Leblanc, Thomson, Cameron and Nitithamyong try to persuade us to develop a planned work process model for housing associations (HA), an effort to improve what they describe as an often ill-defined process.

Their data came from interviews with 11 housing associations from which they developed a 20 activities to form an initial process model tested with four case studies to produce their final model validated by a panel of HA experts.

The validation is reported to have been valuable and alerted the HA experts to a means of inducting new staff.

The real test would be to implement the work process model and monitor its effectiveness and report back in a later paper.

Barrett, Goulding and Qualter ask the question ‘what did social psychologists ever do for us’? The paper reports on a review of literature relating to the social processes of innovation and attempts to connect the work of social psychology and architecture, engineering and construction (AEC).

The researchers established the social processes already present and examine ideas in social psychology that are likely to be important in understanding group processes within AEC. The themes were social climate, risk attitude and motivation and reward.

The paper reports that social climate and motivation/reward are well represented they have not been fully explored. The collective attitude to risk influencing is identified as having a limited presence.

Did this paper answer the authors’ own question? Readers can decide for themselves.

Ndekugri, Daeche and Zhou examine the project insurance option in infrastructure projects. The paper is intended to explore the project insurance practices based on a questionnaire survey across four sectors of the industry. The findings are direct experience of project insurance is patchy and it raises doubt whether project insurance offers significant advantages over traditional insurance. One advantage may be the avoidance of litigation brought about by fragmented insurance cover that leads to disputes on who is liable. The disadvantage is that there appears to be duplication and the costs are not reduced.
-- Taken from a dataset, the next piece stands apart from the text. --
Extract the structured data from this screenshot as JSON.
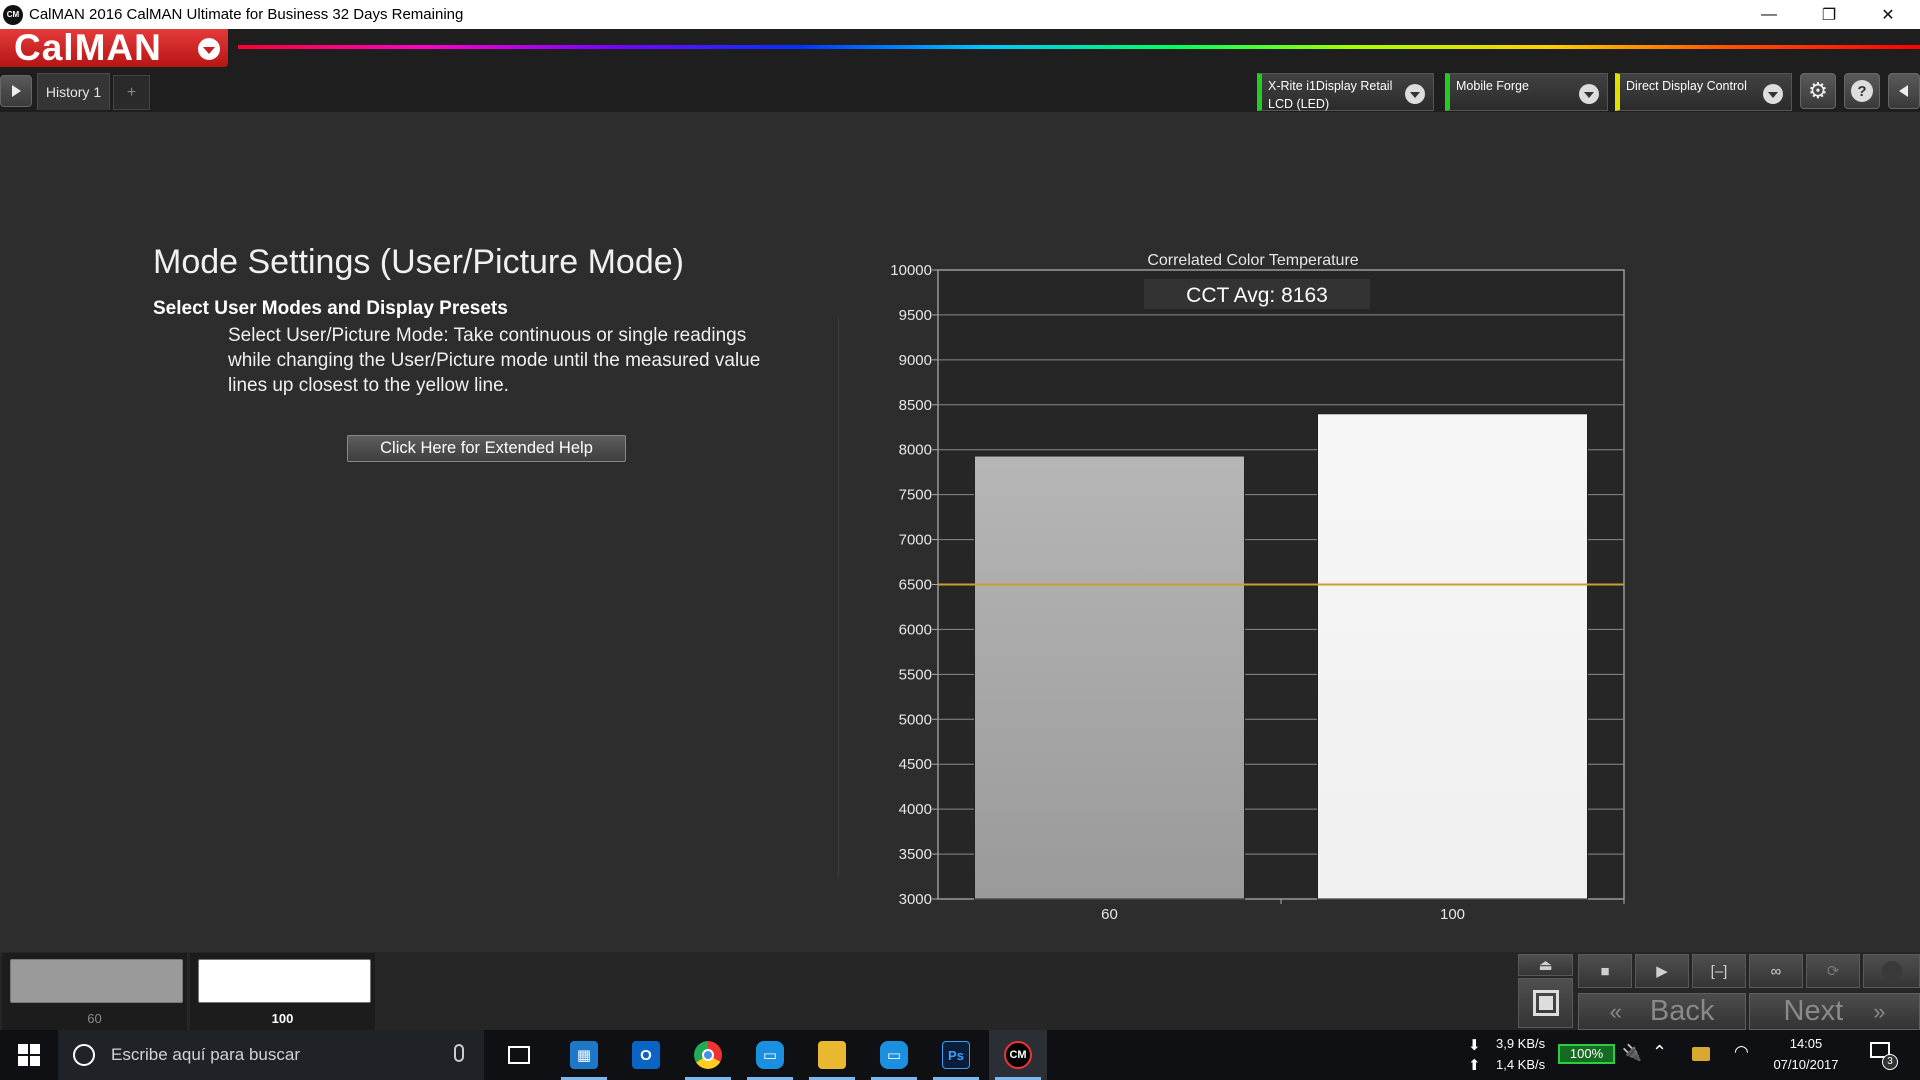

An informative paper providing some practical insights.

Henderson, Ruikar and Dainty survey industry practice to try to improve learning in design and construction. There is a need to improve cross learning between design and construction and the need to provide a feedback loop. The data comes from an on-line survey covering planning, design, construction and facilities’ management. The main finding is the need for feedback from construction to design if continuous improvement is to be achieved. The authors tell us how difficult this is and propose a double-loop learning approach. A strategy for implementing it is needed.

Having spent some time on the construction site and some time on the drawing board (before CAD) this paper interested me. The designer (ie my drawing board phase) is frequently at the limit of understanding of the implications of the design on construction. The feedback loops in those days were informal and usually relied on phoning colleagues on site, even contacts in different companies. Now in modern times one company I know creates databases of relevant contacts and provides them to their staff to aid this informal feedback. Quite where this fits into to formal models and whether it is something the social psychologists could improve seems a field worth exploring.

Ochieng, Price, Ruan, Egbu and Moore explore cross-cultural uncertainty and complexity within multi-cultural construction teams. Managing multi-cultural teams is challenging. Twenty senior construction managers interviewed including ten in the UK. The results were analysed and presented to participants in workshops and in group discussions. The key finding is that project leaders need to learn how to control their own characteristics and use them selectively focussing on team outputs and the attributes that characterise a multi-cultural team. The researchers stop short of telling us how to achieve this. Would training be the answer? Could Universities set up a training centre for multi-cultural team project managers? We need something positive to emerge from this improved understanding.